If the Patriots start Drake Maye too early?

He could get Darnolded. Or Zach Wilsoned. Or Tua’d. He could get Mac’d, because -- even though Maye’s predecessor had that admirable rookie year -- the Patriots took away all guardrails and safety nets after 17 NFL games, put Mac Jones in the most adverse situation in the league and said, "Go get ‘em."

The resulting puddle of goo is now being reconstituted into an actual quarterback in Jacksonville.

I bet you can’t provide me one instance of a quarterback damaged by sitting too long. But we can all come up with 10 who started before they were ready for the chaos and then had to have the damage undone.  

Cue the smooth-brained counter-argument: “SO YOU WANT HIM TO SIT ALL YEAR?!?!?! UNTIL EVERYTHING’S PERFECT??!!!”

No. And stop yelling.

He needs to sit until the team is ready for him. Which is the plan the team had all offseason. Just because Jacoby Brissett’s played worse than imagined and Maye’s been better (a fact Jerod Mayo acknowledged Monday morning), there’s no cause to deviate. In for a dime, in for a dollar.

The Patriots are now in the eye of the storm we all knew would hit. It’s Hurricane Nooline (pronounced “No O-line").

In February, I went on WEEI to say the team wasn’t ready for a quarterback. It had too many holes. And unless they wanted to choose between sitting him and watching him get battered, they should trade down and build.

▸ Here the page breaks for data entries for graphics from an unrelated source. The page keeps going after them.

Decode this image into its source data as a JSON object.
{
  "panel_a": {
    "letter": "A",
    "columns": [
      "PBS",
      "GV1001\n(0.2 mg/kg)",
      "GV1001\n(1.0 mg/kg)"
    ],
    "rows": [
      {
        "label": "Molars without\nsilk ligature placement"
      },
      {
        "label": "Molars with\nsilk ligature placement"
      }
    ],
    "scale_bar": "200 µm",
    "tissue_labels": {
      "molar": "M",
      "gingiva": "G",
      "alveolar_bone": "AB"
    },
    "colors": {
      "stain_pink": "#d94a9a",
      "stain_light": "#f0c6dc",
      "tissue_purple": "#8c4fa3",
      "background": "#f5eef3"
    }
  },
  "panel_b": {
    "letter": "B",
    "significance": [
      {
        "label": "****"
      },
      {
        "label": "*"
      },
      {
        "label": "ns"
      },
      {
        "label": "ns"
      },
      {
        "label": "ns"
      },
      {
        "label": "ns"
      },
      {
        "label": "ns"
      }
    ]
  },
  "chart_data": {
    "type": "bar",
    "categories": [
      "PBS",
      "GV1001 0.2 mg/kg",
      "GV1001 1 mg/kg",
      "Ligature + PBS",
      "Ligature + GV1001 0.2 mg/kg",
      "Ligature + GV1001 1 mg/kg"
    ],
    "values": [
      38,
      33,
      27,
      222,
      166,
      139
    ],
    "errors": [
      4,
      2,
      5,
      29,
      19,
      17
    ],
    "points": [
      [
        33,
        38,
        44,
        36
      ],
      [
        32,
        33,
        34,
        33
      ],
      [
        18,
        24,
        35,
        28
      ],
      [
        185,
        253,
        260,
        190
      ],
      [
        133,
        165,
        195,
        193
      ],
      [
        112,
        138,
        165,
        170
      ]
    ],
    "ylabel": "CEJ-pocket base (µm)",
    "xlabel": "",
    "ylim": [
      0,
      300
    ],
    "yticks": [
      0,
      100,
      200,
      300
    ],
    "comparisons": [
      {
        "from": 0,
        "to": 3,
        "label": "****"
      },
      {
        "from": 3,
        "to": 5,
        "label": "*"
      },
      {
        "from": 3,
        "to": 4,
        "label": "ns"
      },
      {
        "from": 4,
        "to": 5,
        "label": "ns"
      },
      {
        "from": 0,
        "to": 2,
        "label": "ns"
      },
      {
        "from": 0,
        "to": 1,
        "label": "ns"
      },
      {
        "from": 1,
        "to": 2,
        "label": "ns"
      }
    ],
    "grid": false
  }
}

I said it again in March on Quick Slants, that the easy thing to do was to take the quarterback and the thing that took guts was, “Admitting your roster situation is so bad you’re not ready to add a quarterback. Telling everybody there’s no Christmas because you have to pay for the electricity and you have to pay for the groceries."

They could have traded down with the Vikings, gotten the 11th and 23rd picks, angled for J.J. McCarthy, taken a first-round offensive lineman, still drafted Ja’Lynn Polk and had two first-round picks for 2025.

That’s the very definition of rebuilding. Instead, the Patriots chose to start with the quarterback and then build out around him.

It’s a very defensible decision. And certainly not the "wrong" decision given Maye’s drastic on-field improvement since April and the fact he seems to have the ideal mental and physical makeup you want for a franchise quarterback.   

You can certainly kick rocks and look back wistfully at the road not taken while still seeing the logic and upside of the road you’re on.

What you can’t do is decide to detour when the hurricane you KNEW was going to hit shows up. To satisfy the need for perpetual outrage, people are now acting like the total ineptitude of the offensive line is a surprise.

🔊 Patriots Talk: "Embarrassingly inadequate" O-line play once again holding Pats hostage | Listen & Subscribe | Watch on YouTube

They don’t have tackles. They didn’t have tackles last year. The last time they spent a first-round pick on a tackle was in 2018 (Isaiah Wynn). The first-round guard they took in 2022, Cole Strange, is injured and has been average at best when he’s played. They passed on the high-end tackles in free agency (and truth be told, they weren’t that high-end).

Since Dante Scarnecchia retired in 2020, the Patriots have cycled through Cole Popovich, Carmen Bricillo, Matt Patricia, Billy Yates and Adrian Klemm as offensive line coaches (with a heavy dose of Bill Belichick helping out the past two seasons). They are installing a new offense that’s vastly different that the one they’ve run and have a fleet of first- and second-year players on the field.

It definitely shouldn’t be as bad as it is under first-year offensive line coach Scott Peters, but nobody should have anticipated good.

Where do the Patriots sit on August 26 with the opener 13 days away? They have a high-end rookie who’s significantly outperformed the veteran starter on the field for the last two weeks at least. The veteran starter has a sore-ass shoulder. The head coach is acknowledging Maye outperformed Brissett but is saying he’s the “second-best quarterback.”

So that leaves them believing that, even though Brissett’s been outperformed recently, he’s still the better quarterback right now based on eight years of experience. The kid’s hot. The veteran’s not. That doesn’t make him better. Or at least the better option.

That seems to be the logic. And it tracks with the plan they installed.

The team should be giddy that Maye is this good this quickly. But they don’t want to leave him in the yard when Hurricane Nooline hits and the winds are at 110 miles an hour.

We all knew this was coming (except for the Maye outplaying Brissett part). It’s less fun in the short run to sit the kid, but it’s the path they chose. Now we’ll see if they stay on it.